I am trying to parse some text files with the command line. part of this involves reattaching broken words in some badly-formatted emails. An example:
9,650 330,765.0 16.38% NYSE (000) 1,707,915 272,099.0 18.95% Commodit=
ies Close Change % Change Crude Oil (Feb) 19.62 0.32 1.66% Heating Oil (Ja=
I want to grab 'Commodities.' I'm using this workaround to sed to get the job done.

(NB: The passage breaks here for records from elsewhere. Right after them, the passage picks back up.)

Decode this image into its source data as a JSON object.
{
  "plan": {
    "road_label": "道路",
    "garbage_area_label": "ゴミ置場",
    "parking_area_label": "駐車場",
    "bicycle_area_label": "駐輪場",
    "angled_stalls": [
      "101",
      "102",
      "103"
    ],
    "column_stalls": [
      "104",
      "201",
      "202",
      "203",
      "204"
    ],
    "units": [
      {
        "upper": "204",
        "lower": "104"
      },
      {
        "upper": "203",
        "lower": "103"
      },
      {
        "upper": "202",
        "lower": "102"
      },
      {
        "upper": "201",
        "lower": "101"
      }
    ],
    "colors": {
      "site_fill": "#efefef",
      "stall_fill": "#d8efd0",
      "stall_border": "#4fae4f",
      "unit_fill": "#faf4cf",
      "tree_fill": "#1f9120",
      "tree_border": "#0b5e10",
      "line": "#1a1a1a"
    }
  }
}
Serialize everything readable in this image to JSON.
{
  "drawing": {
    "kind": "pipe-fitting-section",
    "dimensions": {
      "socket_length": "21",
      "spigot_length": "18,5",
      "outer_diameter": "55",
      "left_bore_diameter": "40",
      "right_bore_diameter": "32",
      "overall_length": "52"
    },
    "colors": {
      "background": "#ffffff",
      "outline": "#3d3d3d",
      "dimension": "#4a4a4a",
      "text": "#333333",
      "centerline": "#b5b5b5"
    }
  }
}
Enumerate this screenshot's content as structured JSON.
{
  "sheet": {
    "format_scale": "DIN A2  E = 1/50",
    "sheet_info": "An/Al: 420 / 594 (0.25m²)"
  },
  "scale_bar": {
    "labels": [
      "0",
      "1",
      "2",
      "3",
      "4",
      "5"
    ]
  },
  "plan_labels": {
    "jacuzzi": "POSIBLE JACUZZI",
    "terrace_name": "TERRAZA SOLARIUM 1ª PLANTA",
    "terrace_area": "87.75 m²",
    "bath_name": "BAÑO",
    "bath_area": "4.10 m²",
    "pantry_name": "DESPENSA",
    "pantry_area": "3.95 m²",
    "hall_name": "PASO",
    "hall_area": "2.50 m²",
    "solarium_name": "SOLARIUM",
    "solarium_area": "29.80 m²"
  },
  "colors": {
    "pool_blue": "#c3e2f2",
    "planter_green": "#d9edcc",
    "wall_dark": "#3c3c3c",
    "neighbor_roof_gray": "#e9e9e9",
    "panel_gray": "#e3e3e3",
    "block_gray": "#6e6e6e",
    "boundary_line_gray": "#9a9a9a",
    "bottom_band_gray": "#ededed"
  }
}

I'm using Mac OS X 10.7 and GNU sed version 4.2.1. If at the command line I enter
sed ':a;N;$!ba;s/=\r\n//g' ./filename
sed works correctly. However if I run this bash script:
#!/bin/bash
sed ':a;N;$!ba;s/=\r\n//g' filename
sed doesn't work. However, the same script works under Ubuntu's command line:
9,650 330,765.0 16.38% NYSE (000) 1,707,915 272,099.0 18.95% Commodities Close Change % Change Crude Oil (Feb) 19.62 0.32 1.66% Heating Oil (Jan)
On my Mac, the simpler script
#!/bin/bash
sed 's/=//g' filename
successfully removes all the equal signs. I'm trying different combinations of characters to backslash out but without much success. Any hints to what the Mac terminal isn't liking?